The bright blue rings aren’t actually blue. It’s a false-color effect showing areas with little to no methane, which helps scientists see structure in Saturn’s atmosphere more clearly.
Images like this help researchers understand how extreme storms form and behave in gas giants and insight that could apply to planets far beyond our solar system.
Captured from ~419,000 km away with a resolution of about 22 km per pixel.
https://i.redd.it/6nijdxwrrxrg1.jpeg
18 Comments
You can tell it’s a CCD camera they had on Cassini just by looking at this image. The noise profile is the exact same as a CCD haha. Love how I can see that.
E: Not sure why I’m being downvoted when Cassini actually had a CCD camera on it, here is the link if you don’t believe me, right form the [NASA ](https://science.nasa.gov/mission/cassini/spacecraft/cassini-orbiter/imaging-science-subsystem/)website.
The fact that its hexagonal astonishes me everytime
Is the red and orange real colour, if it is then is it hot or cold
Did you know the first god in earth was saturn? Some ancient religions tough saturn was the first sun.
Everything ends. It’s still pretty cool though.
Hexagons are the Bestagons.
“Everything reminds me of her”
Hey. I heard you liked storms so I put a storm inside your storm.
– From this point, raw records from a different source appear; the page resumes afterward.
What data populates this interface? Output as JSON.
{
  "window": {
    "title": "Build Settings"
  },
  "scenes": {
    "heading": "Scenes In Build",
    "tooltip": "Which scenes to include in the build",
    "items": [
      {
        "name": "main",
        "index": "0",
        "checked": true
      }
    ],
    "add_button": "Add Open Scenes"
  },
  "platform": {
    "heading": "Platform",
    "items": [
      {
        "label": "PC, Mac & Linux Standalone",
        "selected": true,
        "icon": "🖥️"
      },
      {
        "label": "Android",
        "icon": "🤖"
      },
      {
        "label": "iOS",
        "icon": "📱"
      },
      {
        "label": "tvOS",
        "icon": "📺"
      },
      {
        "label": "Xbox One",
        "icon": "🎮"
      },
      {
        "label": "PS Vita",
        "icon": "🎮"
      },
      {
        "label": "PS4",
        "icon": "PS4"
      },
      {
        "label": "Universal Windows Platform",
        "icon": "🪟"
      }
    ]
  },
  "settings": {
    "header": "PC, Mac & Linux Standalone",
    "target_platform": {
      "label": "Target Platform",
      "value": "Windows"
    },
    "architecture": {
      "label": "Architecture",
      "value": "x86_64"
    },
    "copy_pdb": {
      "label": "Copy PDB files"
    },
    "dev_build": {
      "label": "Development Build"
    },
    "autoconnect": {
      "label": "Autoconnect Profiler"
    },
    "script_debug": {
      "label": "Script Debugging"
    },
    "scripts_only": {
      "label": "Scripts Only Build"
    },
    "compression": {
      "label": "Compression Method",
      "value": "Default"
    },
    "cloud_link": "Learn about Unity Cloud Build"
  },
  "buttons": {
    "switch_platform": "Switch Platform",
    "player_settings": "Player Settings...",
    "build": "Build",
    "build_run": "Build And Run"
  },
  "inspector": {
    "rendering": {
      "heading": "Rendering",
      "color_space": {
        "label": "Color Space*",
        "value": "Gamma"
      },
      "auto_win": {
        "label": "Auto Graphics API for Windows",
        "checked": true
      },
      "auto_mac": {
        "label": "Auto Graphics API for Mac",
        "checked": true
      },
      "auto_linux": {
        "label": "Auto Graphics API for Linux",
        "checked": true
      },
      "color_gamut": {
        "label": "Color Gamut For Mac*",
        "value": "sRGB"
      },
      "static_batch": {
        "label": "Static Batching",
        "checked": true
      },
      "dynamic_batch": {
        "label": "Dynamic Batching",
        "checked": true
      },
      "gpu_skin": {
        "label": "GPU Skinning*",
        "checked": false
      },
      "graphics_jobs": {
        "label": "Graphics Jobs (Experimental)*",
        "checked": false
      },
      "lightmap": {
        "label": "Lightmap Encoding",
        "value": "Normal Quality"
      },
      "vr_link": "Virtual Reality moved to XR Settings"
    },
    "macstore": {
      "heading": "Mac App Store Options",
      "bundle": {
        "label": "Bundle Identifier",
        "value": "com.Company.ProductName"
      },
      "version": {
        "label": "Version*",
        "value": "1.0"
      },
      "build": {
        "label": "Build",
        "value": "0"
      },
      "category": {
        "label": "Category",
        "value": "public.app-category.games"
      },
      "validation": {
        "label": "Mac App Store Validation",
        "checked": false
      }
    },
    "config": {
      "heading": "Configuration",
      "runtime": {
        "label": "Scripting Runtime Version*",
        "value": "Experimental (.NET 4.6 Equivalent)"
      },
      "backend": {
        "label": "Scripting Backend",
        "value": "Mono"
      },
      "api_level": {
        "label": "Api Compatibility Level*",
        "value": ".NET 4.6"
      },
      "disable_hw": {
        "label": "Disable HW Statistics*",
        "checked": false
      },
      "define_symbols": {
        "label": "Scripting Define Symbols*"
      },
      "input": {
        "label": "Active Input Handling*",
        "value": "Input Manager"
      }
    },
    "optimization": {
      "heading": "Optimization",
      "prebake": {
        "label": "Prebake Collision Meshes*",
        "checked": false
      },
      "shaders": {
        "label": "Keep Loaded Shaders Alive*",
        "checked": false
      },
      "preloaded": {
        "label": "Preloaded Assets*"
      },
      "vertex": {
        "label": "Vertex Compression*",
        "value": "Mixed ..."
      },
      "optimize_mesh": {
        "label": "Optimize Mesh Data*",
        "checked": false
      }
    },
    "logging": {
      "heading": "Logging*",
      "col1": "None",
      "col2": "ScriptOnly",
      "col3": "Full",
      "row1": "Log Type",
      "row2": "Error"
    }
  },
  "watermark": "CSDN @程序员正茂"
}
I can’t wait until we get super close footage of places like this. Like similar to drone footage zipping around mountains and canyons. All the gas giants and their moons have incredible features.
Thought this was someone’s leg with a sore on it at first.
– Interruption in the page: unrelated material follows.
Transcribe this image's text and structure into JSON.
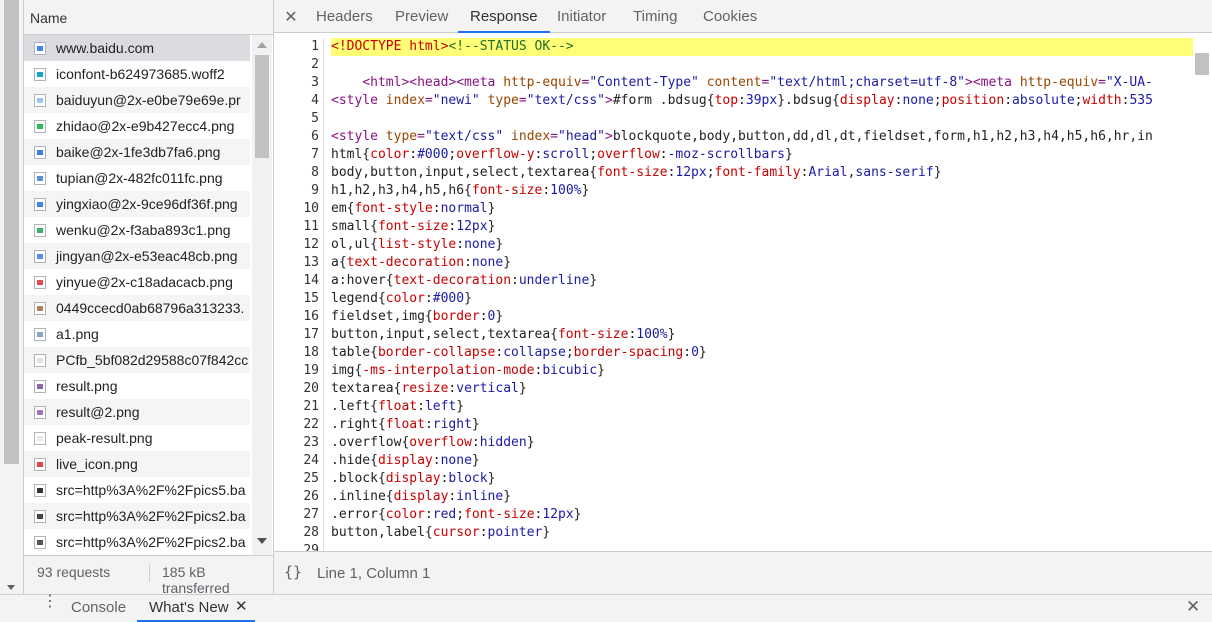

That’s a nipple mate. Sorry.
Is it a storm if it never ends?
my ideal version of an afterlife would be to exist as some sort of observer. unable to be damaged or hurt by anything, and able to go observe anything, anywhere. i’d love to go see what it’s like on saturn, and frankly all the planets in our solar system.
Saturn losing it’s hexagon would make for a good sci-fi film. Train a team of meterologists and geomotry teachers to be astronauts and launch them into fatal gravitational force. Before anyone tells me that sounds dumb, thank you.
Yah, that looks real…. psssh
Grabbed this from the machine because I’m the idiot in the room. Thought I’d share it in case I’m not the only one…
It’s a permanent feature, roughly 5,000 miles wide, with winds raging up to 330 miles per hour, making it one of the largest and most intense storms in our solar system. What’s truly fascinating is that it’s embedded within a hexagonal jet stream, a unique six-sided atmospheric pattern that’s still a mystery to scientists.